High Tech Gays v. Defense Industrial Security Clearance Office

High Tech Gays, et al. v. Defense Industrial Security Clearance Office, et al. 895 F.2d 563 (9th Cir. 1990) was a lawsuit decided by the United States Court of Appeals for the Ninth Circuit on February 2, 1990.

In 1984, High Tech Gays, a social organization of homosexuals employed in the technology industry founded in 1983 in San Jose, California,[1] challenged the policy of the Defense Industrial Security Clearance Organization (DISCO), a unit of the U.S. Department of Defense, that routinely denied security clearances to applicants who were known or thought to be homosexual. The group brought the suit as a class action with three named plaintiffs. DISCO's policy was to deny high-level security clearances to anyone who had participated in homosexual activity within the past fifteen years and to require more extensive review of applications for security clearances on the part of gays. The plaintiffs were employed by businesses doing work under contract to the Department of Defense.[2]

In 1987, the District Court determined that laws that treat homosexuals as a class must be reviewed under the federal courts' heightened scrutiny standard because homosexuals are a "quasi-suspect class", noting that Bowers v. Hardwick held that only that "under the due process clause lesbians and gay men have no fundamental right to engage in sodomy".[3] It found that the Defense Department's policy did not meet even its lowest standard of review, rational basis.[2][4]

The District Court stayed the enforcement of its decision during appeal after the Department of Defense presented arguments "based on new evidence from several sources indicating that hostile intelligence agencies target persons who are especially vulnerable, and that among others, persons who are homosexuals are considered vulnerable by these agencies."[2]

The Court of Appeals reversed the District Court's decision. It held that the proper standard of review was rational basis, citing Hardwick and writing that "the right to privacy inheres only in family relationships, marriage and procreation, and does not extend to all private sexual conduct between consenting adults." Addressing the other criteria that would require the use of a different standard of review, the Court added that "Homosexuality is not an immutable characteristic; it is behavioral" and "homosexuals are not without political power". It found the Defense Department's policies were based on its determination "that counterintelligence agencies target homosexuals" and therefore were "rationally related to permissible ends". It also recognized that "Special deference must be given by the court to the Executive Branch when adjudicating matters involving their decisions on protecting classified information."[2][5]

The plaintiffs' complaint was addressed on August 2, 1995, when President Clinton issued Executive Order 12968 prohibiting discrimination "on the basis of race, color, religion, sex, national origin, disability, or sexual orientation in granting access to classified information".[6]

References

  1. Deutsch, Claudia H. (April 28, 1991). "Managing; Gay Rights, Issue of the 90's". The New York Times.

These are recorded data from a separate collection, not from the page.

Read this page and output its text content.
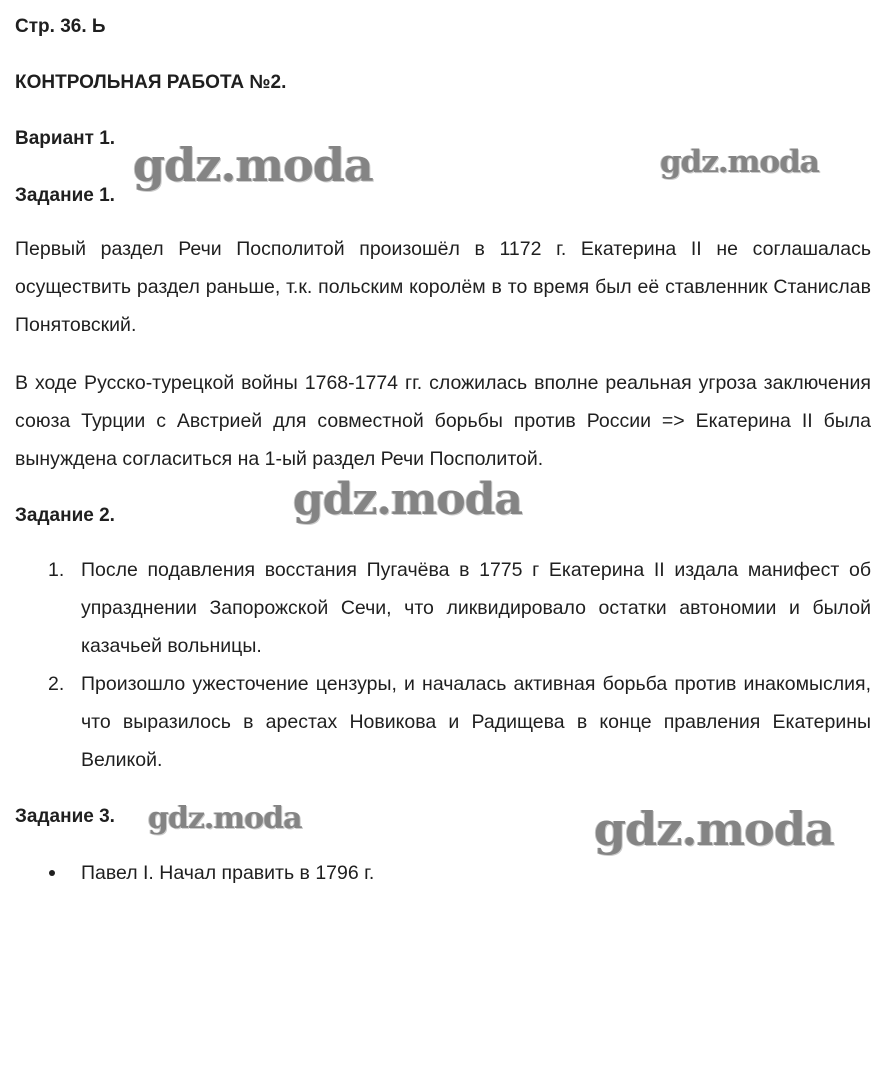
Стр. 36. Ь
КОНТРОЛЬНАЯ РАБОТА №2.
Вариант 1.
Задание 1.

Первый раздел Речи Посполитой произошёл в 1172 г. Екатерина II не соглашалась осуществить раздел раньше, т.к. польским королём в то время был её ставленник Станислав Понятовский.

В ходе Русско-турецкой войны 1768-1774 гг. сложилась вполне реальная угроза заключения союза Турции с Австрией для совместной борьбы против России => Екатерина II была вынуждена согласиться на 1-ый раздел Речи Посполитой.

Задание 2.
1. После подавления восстания Пугачёва в 1775 г Екатерина II издала манифест об упразднении Запорожской Сечи, что ликвидировало остатки автономии и былой казачьей вольницы.
2. Произошло ужесточение цензуры, и началась активная борьба против инакомыслия, что выразилось в арестах Новикова и Радищева в конце правления Екатерины Великой.
Задание 3.
Павел I. Начал править в 1796 г.
gdz.moda	gdz.moda
gdz.moda
gdz.moda	gdz.moda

Retrieved July 26, 2011. All sources except this Times article date the founding of the organization to 1983, not 1973.
  2. 1 2 3 4 High Tech Gays v. Defense Industrial Security Clearance Office, 895 F.2d 563 (9th Cir. 1990).
  3. High Tech Gays v. Defense Industrial Security Clearance Office, 668 F.Supp. 1361, 1369 (N.D. Cal. 1987).
  4. "Homosexuals Win Case on Security". The New York Times. August 22, 1987. Retrieved July 26, 2011.
  5. For a discussion of the Court's understanding of the targeting of homosexuals by foreign agents, see Gerstmann, Evan (1999). The Constitutional Underclass: Gays, Lesbians, and the Failure of Class-Based Equal Protection. Chicago: University of Chicago Press. pp. 147–9. especially p. 148 n. 13.
  6. Executive Order 12968 of August 2, 1995. Retrieved July 26, 2011.